Footages from the overnight confrontation in parliament showed some of the legislators shouting and brawling with rivals.

Some of the lawmakers were seen scampering for safety in the ensuing chaos.

In one of the footages, a lawmaker was punched by opposition but rescued by his colleagues.

A female lawmaker was also seen pushing one of her male counterparts aggressively.

It was gathered that mayhem erupted after a lawmaker from the ruling party tried to seize the ballot box during the vote for parliament speaker.

The ensuing clash lasted several hours until the army moved in, with national television broadcasting the drama live.

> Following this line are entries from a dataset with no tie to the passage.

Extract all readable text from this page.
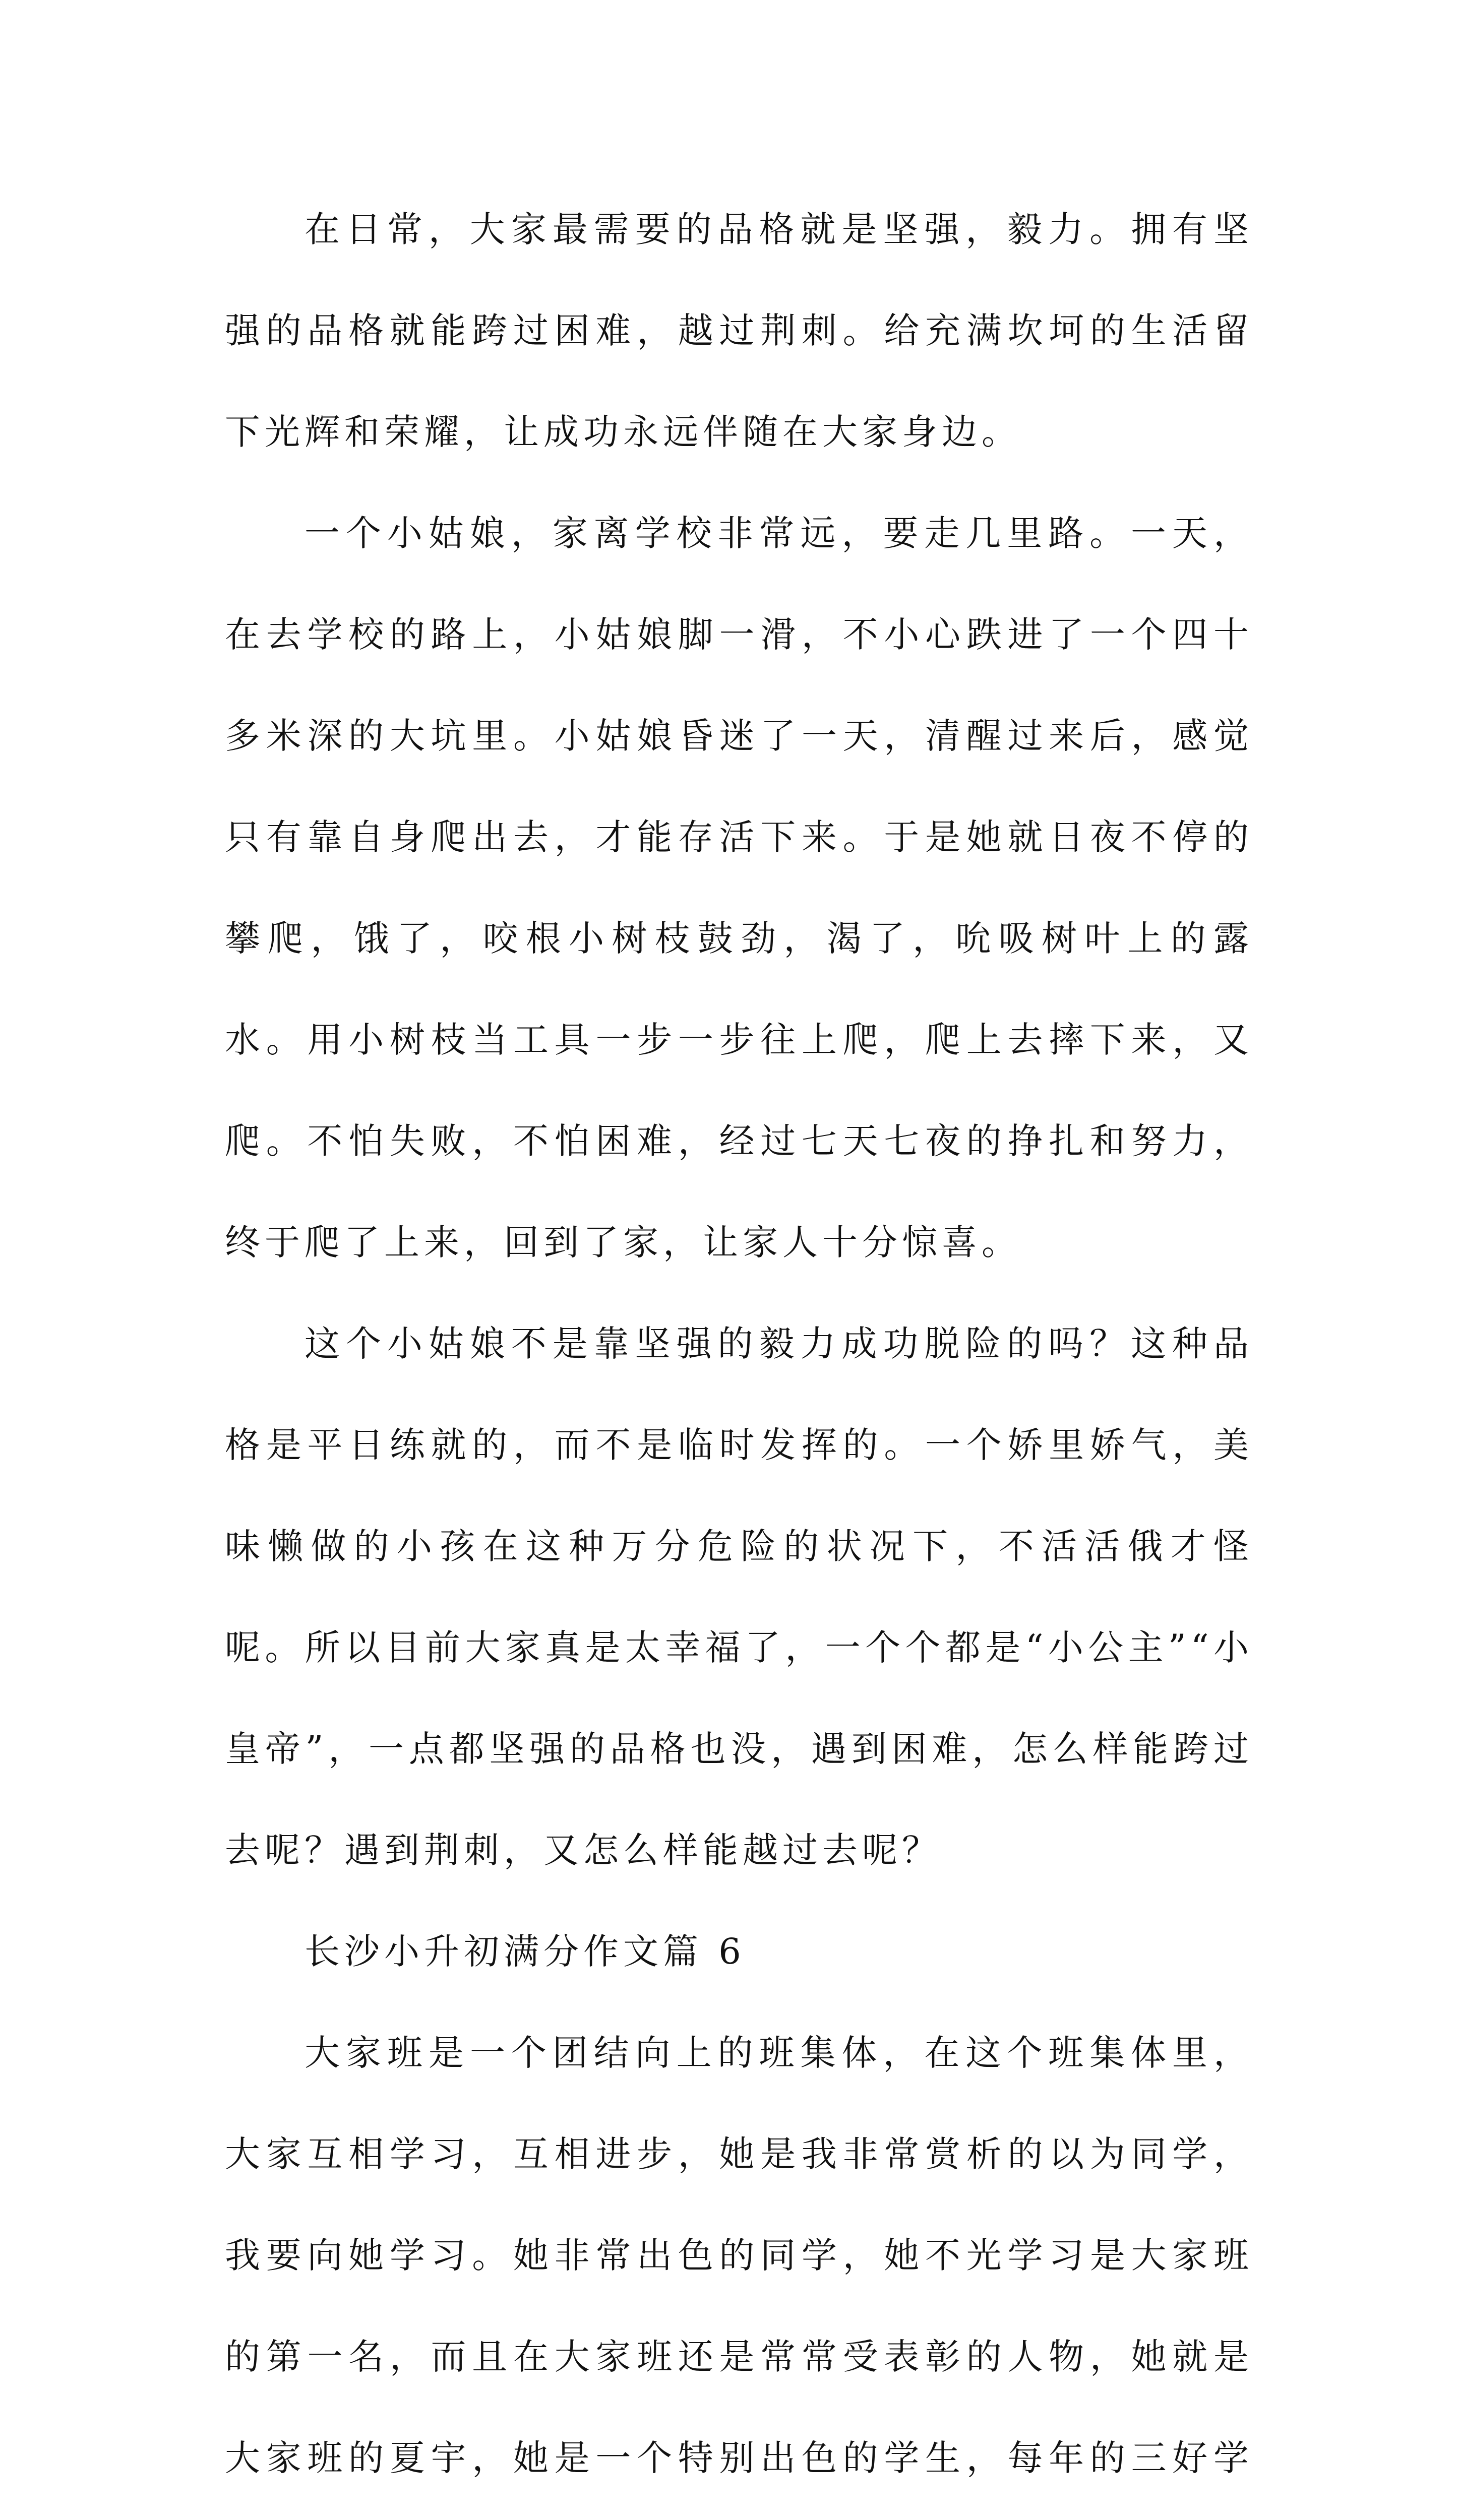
在日常，大家最需要的品格就是坚强，毅力。拥有坚强的品格就能跨过困难，越过荆刺。给充满坎坷的生活留下光辉和荣耀，让成功永远伴随在大家身边。

一个小姑娘，家离学校非常远，要走几里路。一天，在去学校的路上，小姑娘脚一滑，不小心跌进了一个四十多米深的大坑里。小姑娘昏迷了一天，清醒过来后，感觉只有靠自身爬出去，才能存活下来。于是她就日夜不停的攀爬，饿了，咬根小树枝鼓劲，渴了，吮吸树叶上的露水。用小树枝当工具一步一步往上爬，爬上去摔下来，又爬。不怕失败，不怕困难，经过七天七夜的挣扎和努力，终于爬了上来，回到了家，让家人十分惊喜。

这个小姑娘不是靠坚强的毅力成功脱险的吗？这种品格是平日练就的，而不是临时发挥的。一个娇里娇气，美味懒做的小孩在这种万分危险的状况下，不活活俄才怪呢。所以目前大家真是太幸福了，一个个都是“小公主”“小皇帝”，一点都坚强的品格也没，遇到困难，怎么样能跨过去呢？遇到荆刺，又怎么样能越过去呢？

长沙小升初满分作文篇 6

大家班是一个团结向上的班集体，在这个班集体里，大家互相学习，互相进步，她是我非常赏析的以为同学，我要向她学习。她非常出色的同学，她不光学习是大家班的第一名，而且在大家班还是常常受表彰的人物，她就是大家班的夏宇，她是一个特别出色的学生，每年的三好学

After order was resumed, the legislature narrowly chose someone from opposition ranks to be speaker – a first in Ghana’s nearly 63-year post-independence history.

Samuel Abu Jinapor, an MP-elect with Akufo-Addo’s New Patriotic Party, described the scenes as a “complete mess”.

The NPP won 137 seats in the 275-member parliament, after shedding 32 in the election, leaving it equal to the 137 held by the NDC.

A lone independent won the remaining seat.

On Wednesday, an NDC MP was ordered suspended on legal grounds because he had dual nationality, which in theory brought the opposition’s ranks down to 136.

However, he insisted on casting his vote on Thursday morning, a move that sparked further scuffles and chaos.

The ballot for speaker was won by the NDC’s Alban Bagbin by 138 votes to 136 — the outcome of one vote that was rejected as spoilt, and another that was probably cast in his favour by a member of the NPP.

Despite the historic choice, many legislators said the chaos had cast a dark shadow.

“There was total breakdown of law and order. Looking at a member of parliament and a minister of state snatching ballot papers… was so shameful,” AFP quoted Kwame Twumasi Ampofo of the opposition National Democratic Congress s saying.

The new parliament is split down the middle between the two main parties, posing the risk of gridlock on tackling Ghana’s problems.

President Nana Akufo-Addo, who narrowly won re-election in the December 7 vote for the legislature and head of state, was also to be sworn in today.